From Images to Connections: Can DQN with GNNs learn the Strategic Game of Hex?
We have studied the use of GNNs instead of CNNs to approximate policy and value functions in the board game Hex, specifically analyzing the impact on the handling of long range dependency problems.
摘要
评审与讨论
The paper proposes to utilize graph neural networks in conjunction with deep q-networks for learning a game-playing agent for Hex. The authors observe that convolutional neural networks (CNNs) are great at playing games such as Go but several games such as Hex are more intuitively expressed using graph representations. As a result, CNNs cannot reason about long-range dependencies two tiles could be very far apart on an image representation but be neighbors on a graph. Thus, the authors use GNNs that can better capture relational inductive biases in such games.
The authors propose two variants of their approach. The first, GraphDQN utilizes GNNs to learn embeddings that are then passed on to DQN. The second variant, GraphAra, combines GNNs with MCTS rollouts in a manner similar to AlphaZero.

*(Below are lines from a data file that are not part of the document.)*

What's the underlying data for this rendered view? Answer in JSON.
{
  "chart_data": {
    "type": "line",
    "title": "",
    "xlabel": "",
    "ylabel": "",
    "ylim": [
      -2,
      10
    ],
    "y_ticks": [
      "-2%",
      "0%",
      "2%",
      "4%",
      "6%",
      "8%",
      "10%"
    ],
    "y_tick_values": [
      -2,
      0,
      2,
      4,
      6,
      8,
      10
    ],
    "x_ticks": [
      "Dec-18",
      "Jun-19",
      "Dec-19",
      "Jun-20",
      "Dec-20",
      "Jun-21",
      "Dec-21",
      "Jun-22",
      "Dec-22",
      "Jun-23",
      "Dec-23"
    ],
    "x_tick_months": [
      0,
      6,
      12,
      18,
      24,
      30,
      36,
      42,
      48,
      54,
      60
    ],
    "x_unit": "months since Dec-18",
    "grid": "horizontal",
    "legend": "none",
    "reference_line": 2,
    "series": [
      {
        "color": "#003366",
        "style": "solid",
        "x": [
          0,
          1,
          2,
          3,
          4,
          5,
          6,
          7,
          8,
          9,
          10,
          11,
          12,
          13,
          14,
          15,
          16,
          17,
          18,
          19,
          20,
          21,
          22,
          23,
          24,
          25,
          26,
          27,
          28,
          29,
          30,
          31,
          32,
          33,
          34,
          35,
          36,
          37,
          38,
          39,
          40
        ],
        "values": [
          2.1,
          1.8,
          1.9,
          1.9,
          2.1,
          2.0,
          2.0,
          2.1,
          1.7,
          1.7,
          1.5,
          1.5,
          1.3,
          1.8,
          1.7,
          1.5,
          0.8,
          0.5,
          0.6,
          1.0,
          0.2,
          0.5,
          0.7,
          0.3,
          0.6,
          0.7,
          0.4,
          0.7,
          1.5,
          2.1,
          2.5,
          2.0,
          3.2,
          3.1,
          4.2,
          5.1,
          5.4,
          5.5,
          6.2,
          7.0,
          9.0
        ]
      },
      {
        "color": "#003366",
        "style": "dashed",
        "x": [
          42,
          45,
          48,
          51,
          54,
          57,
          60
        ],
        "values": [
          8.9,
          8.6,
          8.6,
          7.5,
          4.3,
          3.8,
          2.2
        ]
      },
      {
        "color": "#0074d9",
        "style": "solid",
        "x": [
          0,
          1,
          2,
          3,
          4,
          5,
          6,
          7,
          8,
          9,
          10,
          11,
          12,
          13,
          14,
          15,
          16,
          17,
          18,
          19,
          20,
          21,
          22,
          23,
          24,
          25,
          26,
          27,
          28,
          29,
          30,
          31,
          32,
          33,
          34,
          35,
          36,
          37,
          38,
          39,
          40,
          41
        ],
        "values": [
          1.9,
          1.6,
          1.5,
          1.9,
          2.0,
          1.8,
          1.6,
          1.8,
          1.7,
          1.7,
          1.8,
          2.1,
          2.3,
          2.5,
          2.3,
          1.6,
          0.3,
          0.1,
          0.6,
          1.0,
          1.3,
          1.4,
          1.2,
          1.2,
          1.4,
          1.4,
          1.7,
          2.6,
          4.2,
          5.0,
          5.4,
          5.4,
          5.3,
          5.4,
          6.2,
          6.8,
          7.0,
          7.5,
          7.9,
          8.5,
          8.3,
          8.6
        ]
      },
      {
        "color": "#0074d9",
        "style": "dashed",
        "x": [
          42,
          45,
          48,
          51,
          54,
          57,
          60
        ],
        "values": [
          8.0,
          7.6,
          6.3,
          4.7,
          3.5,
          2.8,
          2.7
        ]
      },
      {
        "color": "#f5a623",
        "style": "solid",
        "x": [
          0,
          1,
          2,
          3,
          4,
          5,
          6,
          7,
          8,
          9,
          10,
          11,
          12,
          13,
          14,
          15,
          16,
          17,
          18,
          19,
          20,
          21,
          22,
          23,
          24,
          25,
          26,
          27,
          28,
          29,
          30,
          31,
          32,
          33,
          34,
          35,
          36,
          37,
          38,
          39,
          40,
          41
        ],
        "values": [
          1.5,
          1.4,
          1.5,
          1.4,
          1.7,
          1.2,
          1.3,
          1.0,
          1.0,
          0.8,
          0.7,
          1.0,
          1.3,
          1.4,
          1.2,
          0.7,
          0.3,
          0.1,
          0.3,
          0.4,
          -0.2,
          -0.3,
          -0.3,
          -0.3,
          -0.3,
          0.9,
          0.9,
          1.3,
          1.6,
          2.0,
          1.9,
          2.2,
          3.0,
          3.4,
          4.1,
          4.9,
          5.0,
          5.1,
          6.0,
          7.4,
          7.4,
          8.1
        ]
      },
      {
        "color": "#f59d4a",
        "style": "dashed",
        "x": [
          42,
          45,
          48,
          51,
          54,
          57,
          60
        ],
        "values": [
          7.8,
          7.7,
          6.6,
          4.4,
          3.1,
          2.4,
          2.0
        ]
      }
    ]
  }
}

The authors then conduct an extensive empirical evaluation that compares two relevant baselines: CNNs (Gao et al 2018) and U-net.
优点
S1. The technical parts of the paper are well-written and easy to read. The figures are illustrative and there is enough information on Hex to understand the key parts of the contributions.
S2. The authors choice of GNNs is reasoned well and I agree with their hypothesis that GNNs can capture more complicated strategies for gameplay.
S3. The transfer performance does show promising results.
缺点
Unfortunately, I felt that the paper had several weaknesses most of which pertain to the empirical evaluation. Most of my questions will pertain to the same.
W1a. The empirical evaluation is quite confusing and not an easy-read. There is too much information to distill. For example, Fig. 6 (and the section on supervised learning) seemed a bit out of place and I am not sure what value it adds to the paper. Another example, Fig 5. plots only until board size 15x25 but Table 1 showcases performance for a single step until 25x25.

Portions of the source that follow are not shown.